Der Druck aus den USA, Julian Assange auszuliefern und dort strafrechtlich zu verfolgen, stellt eine ernste Bedrohung für Journalisten dar. Doch die Gegner von jeglichem investigativen Journalismus stellen Politik über Prinzipien – und sogar über ihre eigenen Interessen. Darauf wies der Whistleblower Edward Snowden am Dienstag in einem Interview mit dem Podcaster Joe Rogan hin:
Ich glaube, es hängt viel davon ab, dass die Menschen vergessen, was Prinzipien sind und warum sie wichtig sind.
Man kann Julian Assange hassen, man kann ihn für eine Marionette Russlands halten, man kann ihn für den schlimmsten Menschen auf Erden halten – eine Reinkarnation von Hitler oder Stalin – und trotzdem erkennen, dass es einem selbst schadet, ihn zu verurteilen.
Es schadet Ihrer Gesellschaft. Es schadet der Zukunft Ihrer Kinder. In der heutigen Welt, in der alles parteiisch geworden ist, vergessen die Menschen das.
Auch wenn Assange 2016 bei einem großen Teil der US-amerikanischen Gesellschaft "in Ungnade fiel", weil seine Webseite WikiLeaks E-Mails von Hillary Clinton, der damaligen Hoffnungsträgerin der US-Demokraten auf die Präsidentschaft, veröffentlichte, so habe sein aktueller Auslieferungsprozess "nichts damit zu tun". Der Whistleblower fuhr fort:
Die US-Regierung [...] versucht, diesen Kerl ausliefern zu lassen und ihn für den Rest seines Lebens ins Gefängnis zu stecken – für die beste Arbeit, die WikiLeaks jemals geleistet hat, [...] wozu die Kriegsprotokolle aus dem Irak und Afghanistan, Akten von Häftlingen aus Guantanamo Bay zählen. Dinge, bei denen es um explizite Kriegsverbrechen und um Machtmissbrauch geht.

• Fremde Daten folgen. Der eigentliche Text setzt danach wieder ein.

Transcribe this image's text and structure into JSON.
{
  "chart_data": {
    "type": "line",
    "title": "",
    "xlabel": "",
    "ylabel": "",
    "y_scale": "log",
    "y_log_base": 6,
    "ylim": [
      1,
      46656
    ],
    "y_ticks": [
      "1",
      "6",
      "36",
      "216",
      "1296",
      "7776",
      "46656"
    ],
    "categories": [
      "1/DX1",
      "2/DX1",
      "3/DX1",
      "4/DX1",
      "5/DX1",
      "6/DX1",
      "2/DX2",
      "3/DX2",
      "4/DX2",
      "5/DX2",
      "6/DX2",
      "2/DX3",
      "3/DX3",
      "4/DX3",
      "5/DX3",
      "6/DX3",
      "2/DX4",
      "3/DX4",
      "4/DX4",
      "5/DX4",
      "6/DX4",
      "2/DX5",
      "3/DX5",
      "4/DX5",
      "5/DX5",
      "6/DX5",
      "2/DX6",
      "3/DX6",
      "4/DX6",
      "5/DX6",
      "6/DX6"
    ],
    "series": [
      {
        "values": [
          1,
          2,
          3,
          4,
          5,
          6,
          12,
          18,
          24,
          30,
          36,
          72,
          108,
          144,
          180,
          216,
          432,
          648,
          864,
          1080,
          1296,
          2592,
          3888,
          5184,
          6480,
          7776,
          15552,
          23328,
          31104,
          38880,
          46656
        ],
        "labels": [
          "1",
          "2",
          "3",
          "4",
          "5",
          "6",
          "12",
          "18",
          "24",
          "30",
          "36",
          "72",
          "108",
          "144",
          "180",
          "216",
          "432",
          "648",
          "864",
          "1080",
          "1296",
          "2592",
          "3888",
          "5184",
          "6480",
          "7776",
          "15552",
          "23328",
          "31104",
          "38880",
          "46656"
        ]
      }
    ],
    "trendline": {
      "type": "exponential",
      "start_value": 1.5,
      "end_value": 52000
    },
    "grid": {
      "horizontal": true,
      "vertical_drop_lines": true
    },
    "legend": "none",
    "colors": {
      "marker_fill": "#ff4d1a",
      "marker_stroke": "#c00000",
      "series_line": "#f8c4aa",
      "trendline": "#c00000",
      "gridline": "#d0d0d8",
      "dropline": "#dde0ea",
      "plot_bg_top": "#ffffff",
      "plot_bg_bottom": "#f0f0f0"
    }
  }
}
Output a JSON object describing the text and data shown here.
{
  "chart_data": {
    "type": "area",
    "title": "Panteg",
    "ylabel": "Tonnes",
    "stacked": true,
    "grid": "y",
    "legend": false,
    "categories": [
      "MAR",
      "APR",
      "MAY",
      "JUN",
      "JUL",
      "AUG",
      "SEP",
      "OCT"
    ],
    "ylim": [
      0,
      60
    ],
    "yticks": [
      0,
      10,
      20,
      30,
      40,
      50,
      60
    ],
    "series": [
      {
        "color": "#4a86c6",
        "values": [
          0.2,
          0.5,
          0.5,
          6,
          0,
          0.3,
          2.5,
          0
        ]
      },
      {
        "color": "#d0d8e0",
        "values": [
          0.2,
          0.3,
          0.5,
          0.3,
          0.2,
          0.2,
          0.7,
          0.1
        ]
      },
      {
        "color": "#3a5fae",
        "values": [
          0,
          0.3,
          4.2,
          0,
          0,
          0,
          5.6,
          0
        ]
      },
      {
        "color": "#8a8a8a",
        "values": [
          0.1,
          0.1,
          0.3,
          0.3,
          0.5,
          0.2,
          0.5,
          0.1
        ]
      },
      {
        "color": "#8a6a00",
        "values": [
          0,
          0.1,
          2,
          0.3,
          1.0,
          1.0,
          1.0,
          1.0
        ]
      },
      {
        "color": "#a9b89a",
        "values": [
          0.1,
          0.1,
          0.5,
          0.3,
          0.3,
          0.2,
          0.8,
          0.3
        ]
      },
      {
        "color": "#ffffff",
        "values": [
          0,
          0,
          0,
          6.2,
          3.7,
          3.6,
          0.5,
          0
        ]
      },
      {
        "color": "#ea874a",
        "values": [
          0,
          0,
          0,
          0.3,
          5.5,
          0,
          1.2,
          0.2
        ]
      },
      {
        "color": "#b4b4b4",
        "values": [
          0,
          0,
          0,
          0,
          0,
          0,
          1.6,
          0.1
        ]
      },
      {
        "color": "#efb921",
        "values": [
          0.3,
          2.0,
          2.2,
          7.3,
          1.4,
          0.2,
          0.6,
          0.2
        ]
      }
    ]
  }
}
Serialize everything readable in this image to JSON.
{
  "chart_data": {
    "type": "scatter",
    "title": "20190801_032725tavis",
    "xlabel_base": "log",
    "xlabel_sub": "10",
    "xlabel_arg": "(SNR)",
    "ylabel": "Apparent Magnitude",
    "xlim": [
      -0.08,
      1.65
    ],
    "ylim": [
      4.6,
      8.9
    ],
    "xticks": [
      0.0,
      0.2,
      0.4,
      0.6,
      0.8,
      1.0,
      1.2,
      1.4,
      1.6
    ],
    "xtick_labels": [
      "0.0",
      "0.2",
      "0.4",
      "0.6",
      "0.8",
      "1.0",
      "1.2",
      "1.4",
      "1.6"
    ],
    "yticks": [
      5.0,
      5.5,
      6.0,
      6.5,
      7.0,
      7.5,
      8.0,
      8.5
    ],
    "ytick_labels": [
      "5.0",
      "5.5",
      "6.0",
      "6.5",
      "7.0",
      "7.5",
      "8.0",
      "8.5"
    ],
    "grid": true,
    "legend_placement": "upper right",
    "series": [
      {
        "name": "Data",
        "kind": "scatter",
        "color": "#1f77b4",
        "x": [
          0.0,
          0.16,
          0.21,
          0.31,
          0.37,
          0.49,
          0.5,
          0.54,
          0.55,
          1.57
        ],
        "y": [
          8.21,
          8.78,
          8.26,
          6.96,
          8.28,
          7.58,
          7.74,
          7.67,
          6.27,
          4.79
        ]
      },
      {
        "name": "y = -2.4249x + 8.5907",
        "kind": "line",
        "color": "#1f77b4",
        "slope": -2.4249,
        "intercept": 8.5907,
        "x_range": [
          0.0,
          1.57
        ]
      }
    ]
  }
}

Snowden erinnerte daran, dass Assanges Arbeit mit WikiLeaks keine politische Partei verschonte.
Assange droht eine Anklage mit 18 Anklagepunkten und bis zu insgesamt 175 Jahren Haft in einem US-Gefängnis, wobei die meisten Anklagepunkte mit "Spionage" im Zusammenhang mit seiner Rolle bei der Sicherung von Geheimlecks durch die Armeeanalytikerin Chelsea Manning stehen. Sein Fall markiert jedoch einen klaren Bruch mit einem amerikanischen Präzedenzfall, der Journalisten und Verleger traditionell von deren Quellen unterscheidet. Das ist eine höchst "gefährliche" Entwicklung, die laut Snowden Auswirkungen auf die Medien insgesamt haben könnte. Er erklärte:
So missbräuchlich diese Vorwürfe des Spionagegesetzes in den letzten 50 Jahren auch gelaufen sind, hatte die Regierung eine Art stille Übereinkunft. Sie hat nie die Presse angeklagt [...] sie klagten immer ihre Quellen an.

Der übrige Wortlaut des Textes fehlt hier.